Question

In this case we have (Consider it as a first-order reaction)
$A \to B + C$
\[
  \begin{array}{*{20}{c}}
  {Time}&{{\text{ }}t}&\infty
\end{array} \\
  \begin{array}{*{20}{c}}
  {{\text{Total pressure}}}&{{P_2}}&{{P_3}}
\end{array} \\
 \]
Then K is.
A) $K = \dfrac{1}{t}\ln \dfrac{{{p_3}}}{{2\left( {{p_3} - {p_2}} \right)}}$
B) $K = \dfrac{1}{t}\ln \dfrac{{{p_2}}}{{2\left( {{p_3} - {p_2}} \right)}}$
C) $K = \dfrac{1}{t}\ln \dfrac{{{p_3}}}{{2\left( {{p_1} - {p_2}} \right)}}$
D) $K = \dfrac{1}{t}\ln \dfrac{{{p_1}}}{{2\left( {{p_3} - {p_2}} \right)}}$

Answer 1

Hint: We know that the rate of order is determined by the differential rate law or the integrated rate law, rate of reaction is speed of chemical reaction proceeds measure of the change in concentration product or the change in concentration of the reactants.
If the kinetics of the reaction depends on the concentration of only one reactant then the order of the reaction is first order present, but each reactant will be zeroth-order.

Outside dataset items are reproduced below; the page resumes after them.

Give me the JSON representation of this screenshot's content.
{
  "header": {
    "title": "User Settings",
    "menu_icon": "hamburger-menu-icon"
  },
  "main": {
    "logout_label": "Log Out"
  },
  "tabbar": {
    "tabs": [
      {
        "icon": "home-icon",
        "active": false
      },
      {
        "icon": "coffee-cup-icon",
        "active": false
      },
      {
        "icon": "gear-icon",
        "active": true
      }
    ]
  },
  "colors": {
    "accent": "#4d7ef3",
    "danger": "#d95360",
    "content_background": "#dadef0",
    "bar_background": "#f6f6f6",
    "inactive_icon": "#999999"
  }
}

Complete step by step answer:
We need to remember that the integrated rate equations are widely used to calculate the rate constant of a reaction by experimentally. Differential rate law for first order reaction can be modified as,
$\dfrac{{ - d\left[ A \right]}}{{dt}} = k\left[ A \right]$
$ \Rightarrow \dfrac{{d\left[ A \right]}}{{\left[ A \right]}} = - kdt$
On integration of both sides we get,
$\int\limits_{{{\left[ A \right]}_0}}^{\left[ A \right]} {\dfrac{{d\left[ A \right]}}{{\left[ A \right]}}} = - \int\limits_{{t_0}}^t {kdt} $
We can write the above equation as,
$\int\limits_{{{\left[ A \right]}_0}}^{\left[ A \right]} {\dfrac{1}{{\left[ A \right]}}} d\left[ A \right] = - \int\limits_{{t_0}}^t {kdt} $
As we know that, $\int {\dfrac{1}{x}} = \ln \left( x \right)$ , so the equation becomes,
$\ln \left[ A \right] - \ln {\left[ A \right]_0} = - kt$
$ \Rightarrow \ln \left[ A \right] = - kt + \ln {\left[ A \right]_0}$
Or
$\ln \left[ A \right] = \ln {\left[ A \right]_0} - kt$
We can transform the above equation by exponent ‘e’, we get,
${e^{\ln \left[ A \right]}} = {e^{\ln {{\left[ A \right]}_0} - kt}}$
As we know that, ${e^{\ln \left( X \right)}} = X$
The integrated rate law for a first-order reaction is frequently written in two different ways: one using exponents and one using logarithms. The exponential form is as follows:
\[\left[ A \right] = {\left[ A \right]_0}{e^{ - kt}}\]
Initial concentration of reactant A at \[t = 0\] is denoted as $\left[ {{A_0}} \right]$ ,
K is that the rate constant, and e is that the base of the natural logarithms, which has the worth \[2.718\] to $3$ decimal places. By taking the logarithm of each side of the equation and rearranging, we get an alternate logarithmic expression of the connection between the concentration of A and t.
\[ln\left[ A \right] = ln{\left[ A \right]_0}{e^{ - k}}^t\]
If time t is infinite A has reacted entirely and one mole of A gives one mole of B and one mole of C.
$a = \dfrac{{{p_3}}}{2}$
The total pressure is $a - x + x + x = a + x = {p_2}$
Thus, $x = {p_2} - a = 2a - {p_2} = {p_3} - {p_2}$
The rate law for a first-order reaction is $k = \dfrac{1}{t}\ln \dfrac{{{{\left[ A \right]}_0}}}{{{{\left[ A \right]}_t}}} = \dfrac{1}{t}\ln \dfrac{{{p_3}}}{2}/\left( {{p_3} - {p_2}} \right)$
The rate law for a first-order reaction is $k = \dfrac{1}{t}\ln \dfrac{{{p_3}}}{{2\left( {{p_3} - {p_2}} \right)}}$.

So, the correct answer is Option A.

Note: For zeroth-order kinetics reaction is independent of concentration of reaction, the changing of concentration does not impact the rate of reaction.
For second-order kinetics the sum of the order is equal to two in the rate law of chemical reaction.